On Mon, Jul 18, 2016 at 6:27 PM, Bin Cheng <bin.ch...@arm.com> wrote:
> Hi,
> Scalar evolution needs to prove no-overflow for source variable when handling 
> type conversion.  This is important because otherwise we would fail to 
> recognize result of the conversion as SCEV, resulting in missing loop 
> optimizations.  Take case added by this patch as an example, the loop can't 
> be distributed as memset call because address of memory reference is not 
> recognized.  At the moment, we rely on type overflow semantics and loop niter 
> info for no-overflow checking, unfortunately that's not enough.  This patch 
> introduces new method checking no-overflow using value range information.  As 
> commented in the patch, value range can only be used when source operand 
> variable evaluates on every loop iteration, rather than guarded by some 
> conditions.
>
> This together with patch improving loop niter analysis 
> (https://gcc.gnu.org/ml/gcc-patches/2016-07/msg00736.html) can help various 
> loop passes like vectorization.
> Bootstrap and test on x86_64 and AArch64.  Is it OK?

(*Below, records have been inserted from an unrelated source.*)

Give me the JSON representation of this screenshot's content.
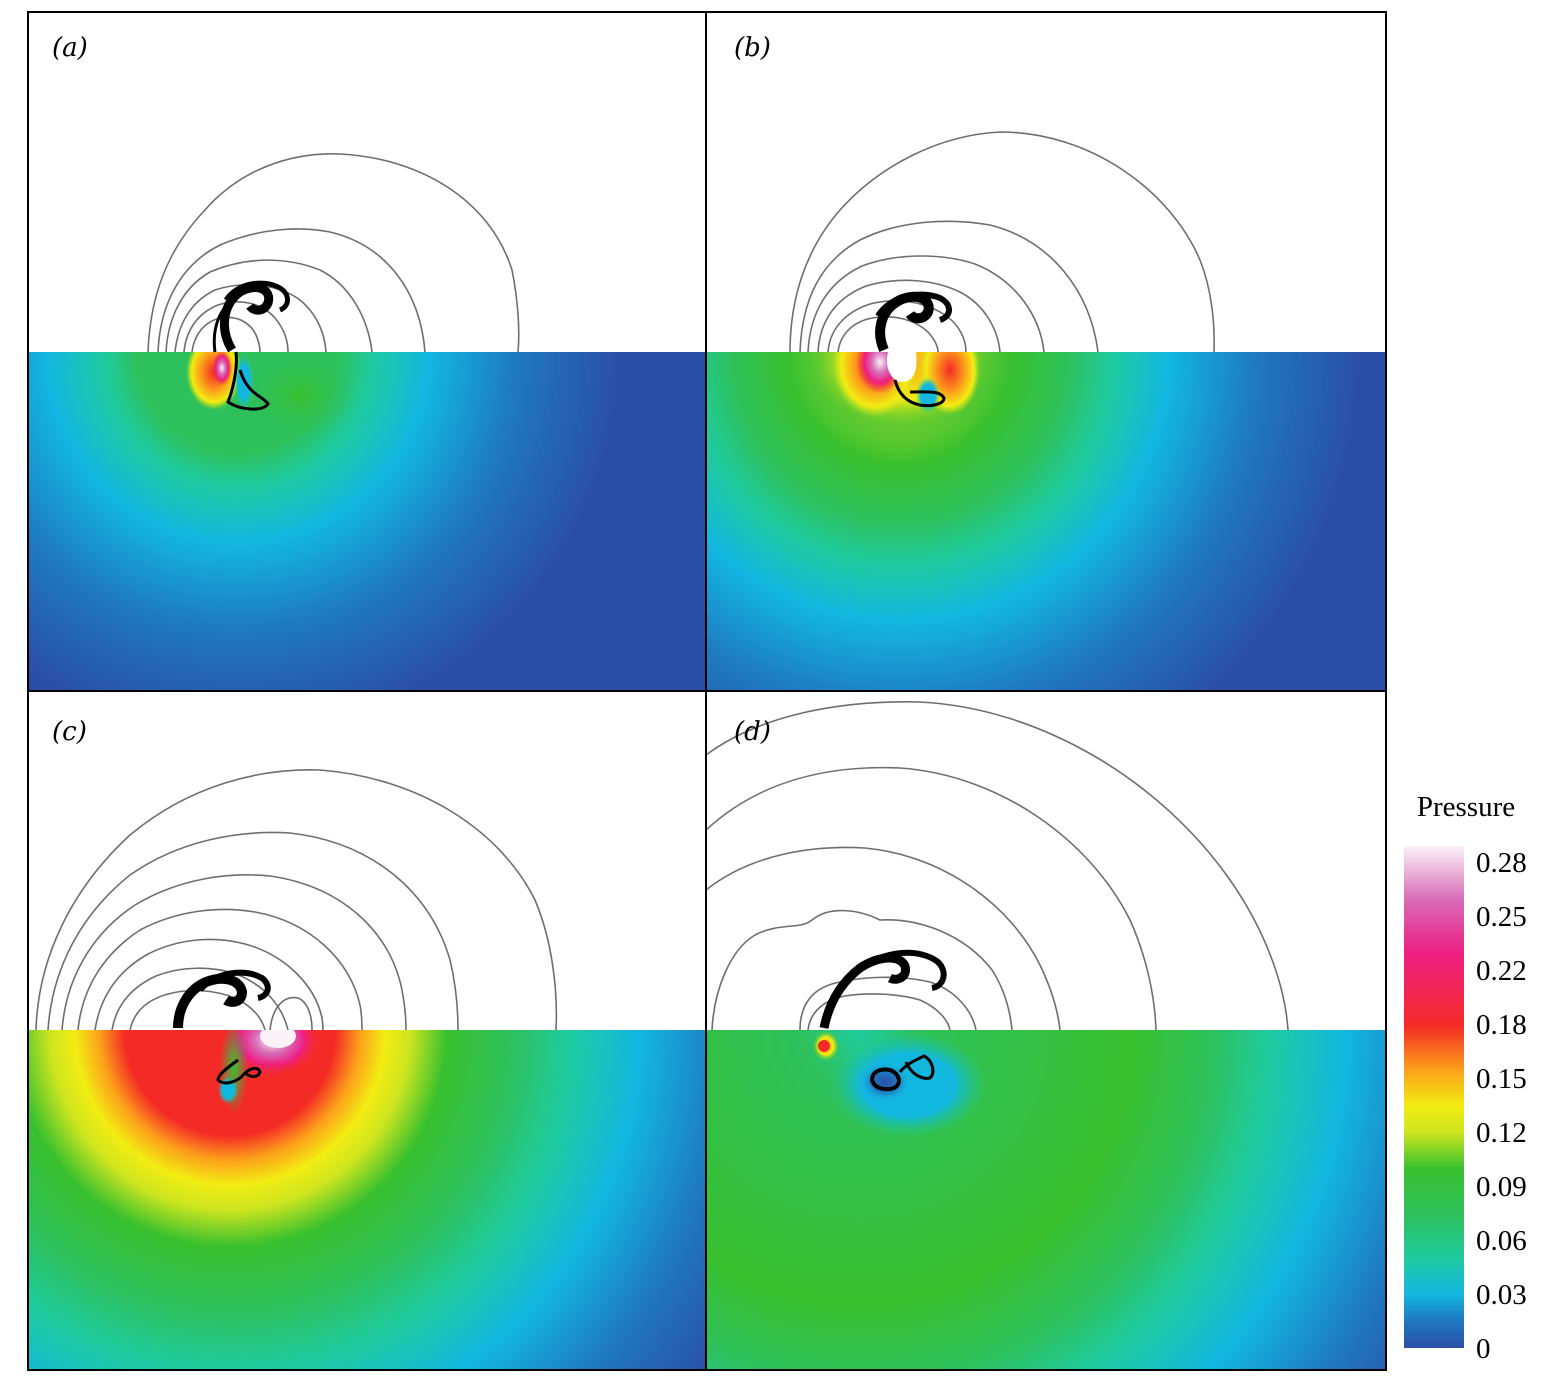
{
  "chart_data": {
    "type": "heatmap",
    "panels": [
      {
        "label": "(a)",
        "id": "a"
      },
      {
        "label": "(b)",
        "id": "b"
      },
      {
        "label": "(c)",
        "id": "c"
      },
      {
        "label": "(d)",
        "id": "d"
      }
    ],
    "colorbar": {
      "title": "Pressure",
      "ticks": [
        "0.28",
        "0.25",
        "0.22",
        "0.18",
        "0.15",
        "0.12",
        "0.09",
        "0.06",
        "0.03",
        "0"
      ],
      "range": [
        0,
        0.28
      ],
      "stops": [
        {
          "value": 0.0,
          "color": "#2a4fa6"
        },
        {
          "value": 0.015,
          "color": "#1f78c0"
        },
        {
          "value": 0.03,
          "color": "#12b7e0"
        },
        {
          "value": 0.05,
          "color": "#1ecba0"
        },
        {
          "value": 0.075,
          "color": "#2ec05a"
        },
        {
          "value": 0.1,
          "color": "#38c02e"
        },
        {
          "value": 0.12,
          "color": "#cde51f"
        },
        {
          "value": 0.135,
          "color": "#f2ec12"
        },
        {
          "value": 0.155,
          "color": "#fca01a"
        },
        {
          "value": 0.18,
          "color": "#f42a26"
        },
        {
          "value": 0.22,
          "color": "#ed1f82"
        },
        {
          "value": 0.25,
          "color": "#d86bb7"
        },
        {
          "value": 0.28,
          "color": "#fbf2f8"
        }
      ]
    }
  }
}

@@ -3187,7 +3187,8 @@ idx_infer_loop_bounds (tree base, tree *idx, void *dta)
   /* If access is not executed on every iteration, we must ensure that overlow
      may not make the access valid later.  */
   if (!dominated_by_p (CDI_DOMINATORS, loop->latch, gimple_bb (data->stmt))
-      && scev_probably_wraps_p (initial_condition_in_loop_num (ev, loop->num),
+      && scev_probably_wraps_p (NULL,

use NULL_TREE for the null pointer constant of tree.

+  /* Check if VAR evaluates in every loop iteration.  */
+  gimple *def;
+  if ((def = SSA_NAME_DEF_STMT (var)) != NULL

def is never NULL but it might be a GIMPLE_NOP which has a NULL gimple_bb.
Better check for ! SSA_DEFAULT_DEF_P (var)

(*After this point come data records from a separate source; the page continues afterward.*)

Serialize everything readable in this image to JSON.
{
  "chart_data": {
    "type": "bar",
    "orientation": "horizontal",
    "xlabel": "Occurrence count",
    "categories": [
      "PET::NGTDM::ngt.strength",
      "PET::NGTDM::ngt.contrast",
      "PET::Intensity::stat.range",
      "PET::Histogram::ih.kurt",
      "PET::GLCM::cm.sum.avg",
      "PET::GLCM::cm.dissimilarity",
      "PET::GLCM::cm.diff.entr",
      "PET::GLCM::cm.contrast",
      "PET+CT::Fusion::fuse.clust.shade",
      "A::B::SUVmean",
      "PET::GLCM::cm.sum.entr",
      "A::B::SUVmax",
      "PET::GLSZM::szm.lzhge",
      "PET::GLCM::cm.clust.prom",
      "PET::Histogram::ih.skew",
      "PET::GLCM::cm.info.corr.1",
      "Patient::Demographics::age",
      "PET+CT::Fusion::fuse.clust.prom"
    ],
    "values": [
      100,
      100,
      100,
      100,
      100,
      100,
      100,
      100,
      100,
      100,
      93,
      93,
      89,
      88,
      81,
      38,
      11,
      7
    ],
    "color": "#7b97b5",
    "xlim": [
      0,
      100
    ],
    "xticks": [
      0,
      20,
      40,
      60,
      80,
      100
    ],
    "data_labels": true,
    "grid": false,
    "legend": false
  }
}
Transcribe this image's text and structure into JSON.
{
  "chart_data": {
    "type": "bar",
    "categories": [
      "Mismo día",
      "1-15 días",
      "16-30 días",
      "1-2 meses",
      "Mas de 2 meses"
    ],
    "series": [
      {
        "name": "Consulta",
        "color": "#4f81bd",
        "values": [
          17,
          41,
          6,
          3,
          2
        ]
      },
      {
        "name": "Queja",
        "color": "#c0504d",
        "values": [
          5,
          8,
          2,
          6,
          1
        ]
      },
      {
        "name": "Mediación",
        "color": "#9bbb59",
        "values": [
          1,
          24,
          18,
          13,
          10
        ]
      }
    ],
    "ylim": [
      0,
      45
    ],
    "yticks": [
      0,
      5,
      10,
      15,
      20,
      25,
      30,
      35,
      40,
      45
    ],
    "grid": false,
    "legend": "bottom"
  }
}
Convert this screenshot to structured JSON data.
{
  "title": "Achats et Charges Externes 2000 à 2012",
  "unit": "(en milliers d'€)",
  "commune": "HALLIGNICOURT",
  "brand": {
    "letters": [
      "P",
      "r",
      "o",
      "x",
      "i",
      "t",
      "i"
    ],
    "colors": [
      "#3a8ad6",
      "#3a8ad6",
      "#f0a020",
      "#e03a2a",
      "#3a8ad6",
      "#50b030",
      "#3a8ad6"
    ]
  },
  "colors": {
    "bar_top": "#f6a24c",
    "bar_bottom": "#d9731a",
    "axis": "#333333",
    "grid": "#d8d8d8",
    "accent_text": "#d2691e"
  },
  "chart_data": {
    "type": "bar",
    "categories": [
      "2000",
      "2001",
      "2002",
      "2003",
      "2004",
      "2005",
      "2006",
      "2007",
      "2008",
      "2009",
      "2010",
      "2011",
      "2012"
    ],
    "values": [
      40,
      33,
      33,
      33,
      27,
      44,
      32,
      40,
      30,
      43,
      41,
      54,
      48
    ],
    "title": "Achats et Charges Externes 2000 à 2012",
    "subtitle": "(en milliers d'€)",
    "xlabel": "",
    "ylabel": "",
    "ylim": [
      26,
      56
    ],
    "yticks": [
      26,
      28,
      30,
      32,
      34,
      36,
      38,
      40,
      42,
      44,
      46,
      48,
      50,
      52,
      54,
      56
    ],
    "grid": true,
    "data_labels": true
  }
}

+  if (TREE_CODE (step) != INTEGER_CST || !INTEGRAL_TYPE_P (TREE_TYPE (var)))
+    return false;

this looks like a cheaper test so please do that first.

+  step_wi = step;
+  type = TREE_TYPE (var);
+  if (tree_int_cst_sign_bit (step))
+    {
+      diff = lower_bound_in_type (type, type);
+      diff = minv - diff;
+      step_wi = - step_wi;
+    }
+  else
+    {
+      diff = upper_bound_in_type (type, type);
+      diff = diff - maxv;
+    }

this lacks a comment - it's not obvious to me what the gymnastics
with lower/upper_bound_in_type are supposed to achieve.

As VRP uses niter analysis itself I wonder how this fires back-to-back between
VRP1 and VRP2?  If the def of var dominates the latch isn't it enough to do
a + 1 to check whether VRP bumped the range up to INT_MAX/MIN?  That is,
why do we need to add step if not for the TYPE_OVERFLOW_UNDEFINED case
of VRP handling the ranges optimistically?

Thanks,
Richard.

> Thanks,
> bin
>
> 2016-07-15  Bin Cheng  <bin.ch...@arm.com>
>
>         * tree-chrec.c (convert_affine_scev): New parameter.  Pass new arg.
>         (chrec_convert_1, chrec_convert): Ditto.
>         * tree-chrec.h (chrec_convert, convert_affine_scev): New parameter.
>         * tree-scalar-evolution.c (interpret_rhs_expr): Pass new arg.
>         * tree-vrp.c (adjust_range_with_scev): Ditto.
>         * tree-ssa-loop-niter.c (idx_infer_loop_bounds): Ditto.
>         (scev_var_range_cant_overflow): New function.
>         (scev_probably_wraps_p): New parameter.  Call above function.
>         * tree-ssa-loop-niter.h (scev_probably_wraps_p): New parameter.
>
> gcc/testsuite/ChangeLog
> 2016-07-15  Bin Cheng  <bin.ch...@arm.com>
>
>         * gcc.dg/tree-ssa/scev-15.c: New.